This time the type hole wasn’t quite as helpful- it’s only restated what we already knew. Still, we might be able to use this output to help us move forward. The compiler has reminded us that we need something that can turn a list of one type into a list of a different type. In other worse, we should try using map:

example = mapApply $ map _ offsets

We’ve still got a type hole, but we’re slowly narrowing in on the right code. Let’s ask the compiler for help again:

FillingInTypeHoles.hs:9:26: error:
Found hole: _ :: (Int -> Int) -> Int -> Char
In the first argument of ‘map’, namely ‘_’
      In the second argument of ‘($)’, namely ‘map _ offsets’
      In the expression: mapApply $ map _ offsets

Now we’re making a little more progress. Our type hole is giving us some more information about what we should pass to map. We need to pass in something that can take a function with the type (Int -> Int) along with some particular Int and return a Char. Looking all of our where bindings, lookupLetter is the only function that returns a Char. The question now is, how should we use lookupLetter? Let’s start by adding a new function to our where clause:

mapFunc :: (Int -> Int) -> Int -> Char
mapFunc f n = undefined

We can try to use type holes here, but they aren’t like to give us a lot of new information since we have a good sense of what types we’re working with. We just need to figure out how to put them together.
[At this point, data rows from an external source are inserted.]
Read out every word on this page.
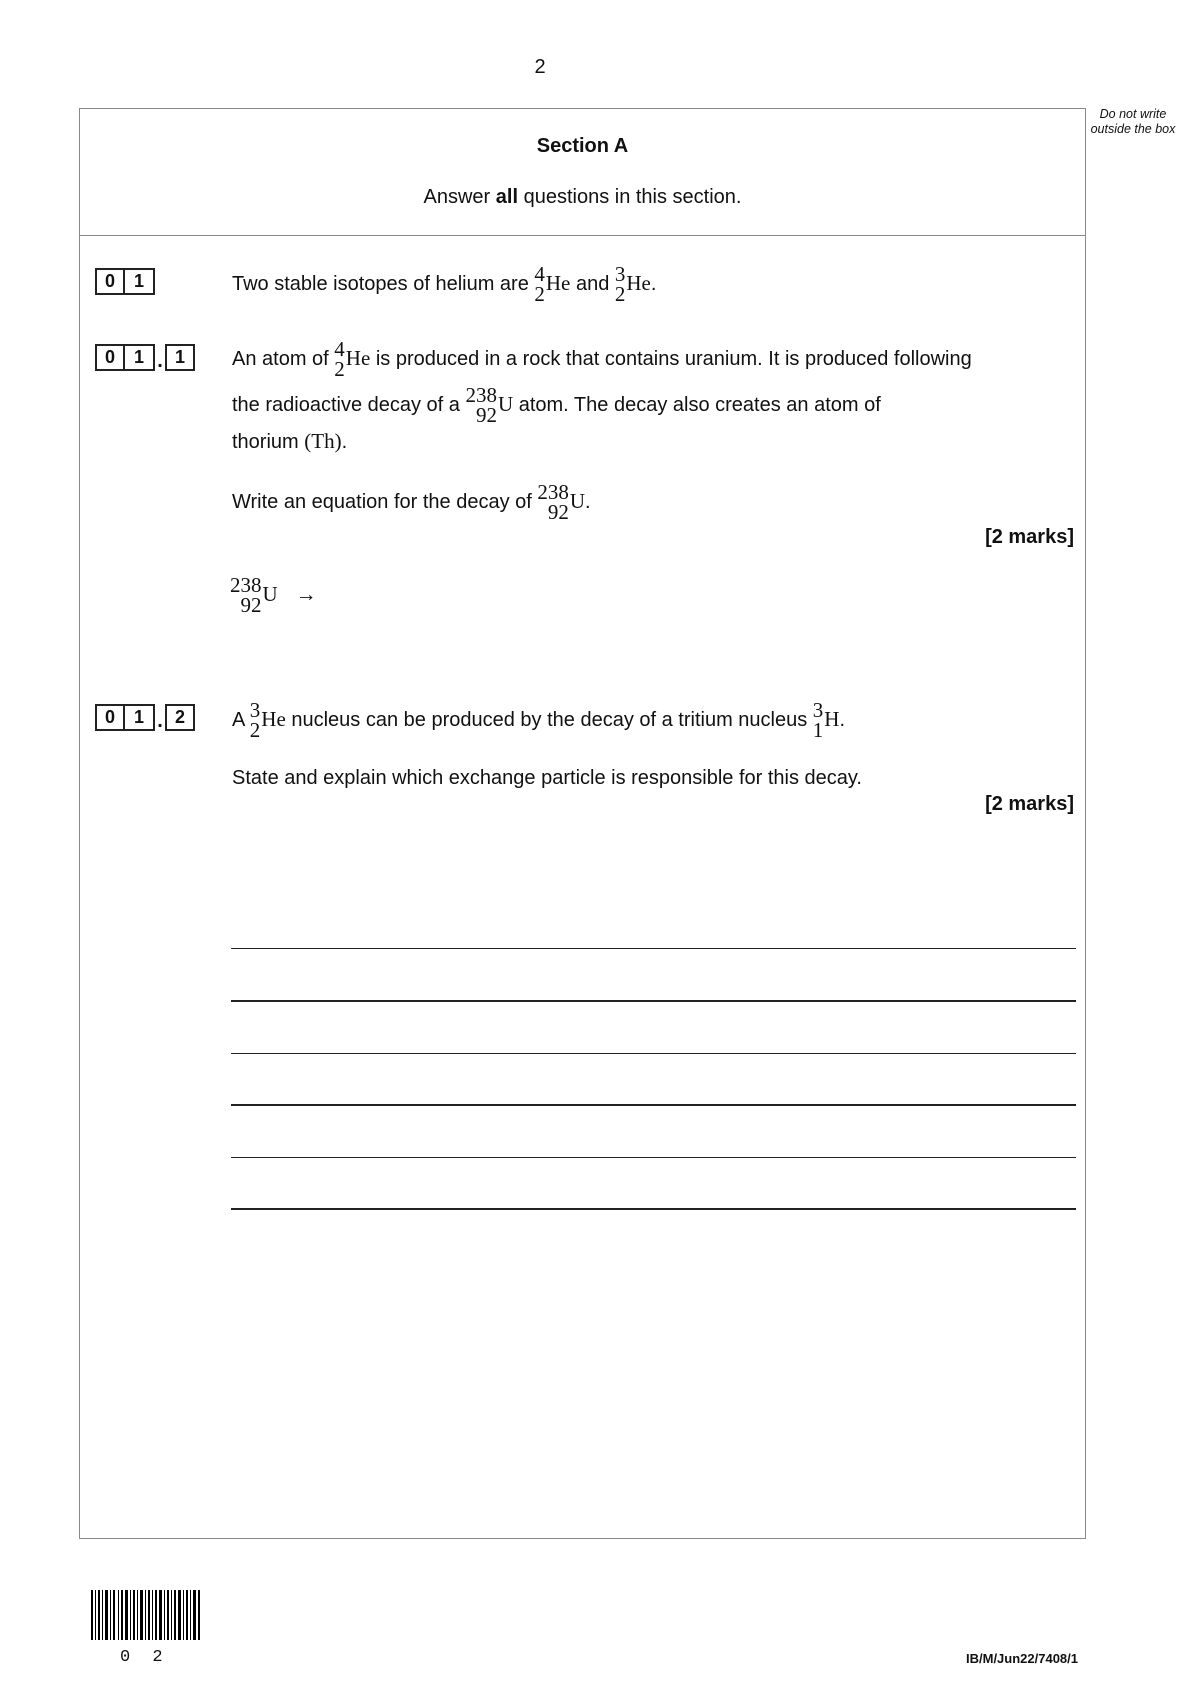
2
Do not write outside the box
Section A
Answer all questions in this section.
0	1	Two stable isotopes of helium are 4
2 He and 3
2 He.
0	1 . 1	An atom of 4
2 He is produced in a rock that contains uranium. It is produced following
the radioactive decay of a 238
92 U atom. The decay also creates an atom of
thorium (Th).
Write an equation for the decay of 238
92 U.
[2 marks]
238
92 U →
0	1 . 2	A 3
2 He nucleus can be produced by the decay of a tritium nucleus 3
1 H.
State and explain which exchange particle is responsible for this decay.
[2 marks]
0 2	IB/M/Jun22/7408/1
One option would be to go completely minimal. We have an Int value, and we need a Char. We already have a function that does that. Maybe we can ignore the function we’re being passed and just call lookupLetter directly?

example :: [Int] -> String
example = mapApply $ map mapFunc offsets
  where
    mapFunc :: (Int -> Int) -> Int -> Char
    mapFunc f n = lookupLetter n

    -- ...

Our program will compile and run this way, but as you might expect it gives us the wrong output:

λ example [5..15]
"fffggghhhiiijjjkkklllmmmnnnoooppp"

We should probably use the function that’s being passed in. There’s only one way that we can write this so that it will type check. We need to pass an Int into f, and the only Int we have is n. f returns an Int, and the only thing we can do with it is pass it to lookupLetters. Let’s give it a try:

example :: [Int] -> String
example = mapApply $ map mapFunc offsets
  where
    mapFunc :: (Int -> Int) -> Int -> Char
    mapFunc f n = lookupLetter (f n)

    -- ...

Let’s give this a try:

λ example [5..15]
"spftqgurhvsuwtjxukyblzcmadnbeacfp"

Success! Following the types, along with a little intuition, has let us finish implementing our application without needing to delve too deeply into the implementation details. Before we move on, let’s take a moment to do a little refactoring. Our current version of mapFunc is simply passing the output of one function into another. As you might recall, we can do that using function composition. We can use eta reduction to remove the explicit n parameter at the same time that we add function composition:

mapFunc f = lookupLetter . f

Now that we’ve factored out n and we’re using function composition, you might notice that we can eta reduce our function again to remove f:

mapFunc = (lookupLetter .)

At this point, we may as well move the definition of mapFunc to it’s call site. That leaves us with a final refactored version that looks like this:

mapApply :: [a -> b] -> [a] -> [b]
mapApply toApply =
  concatMap (\input -> map ($ input) toApply)

example :: [Int] -> String
example = mapApply $ map (lookupLetter .) offsets
  where
    letters :: [Char]
    letters = ['a'..'z']

    lookupLetter :: Int -> Char
    lookupLetter n = letters !! n

    offsets :: [Int -> Int]
    offsets = [rot13, swap10, mixupVowels]

    rot13 :: Int -> Int
    rot13 n = (n + 13) `rem` 26

    swap10 :: Int -> Int
    swap10 n
      | n <= 10 = n + 10
      | n <= 20 = n - 10
      | otherwise = n

    mixupVowels :: Int -> Int
    mixupVowels n =
      case n of
        0 -> 8
        4 -> 14
        8 -> 20
        14 -> 0
        20 -> 4
        n' -> n'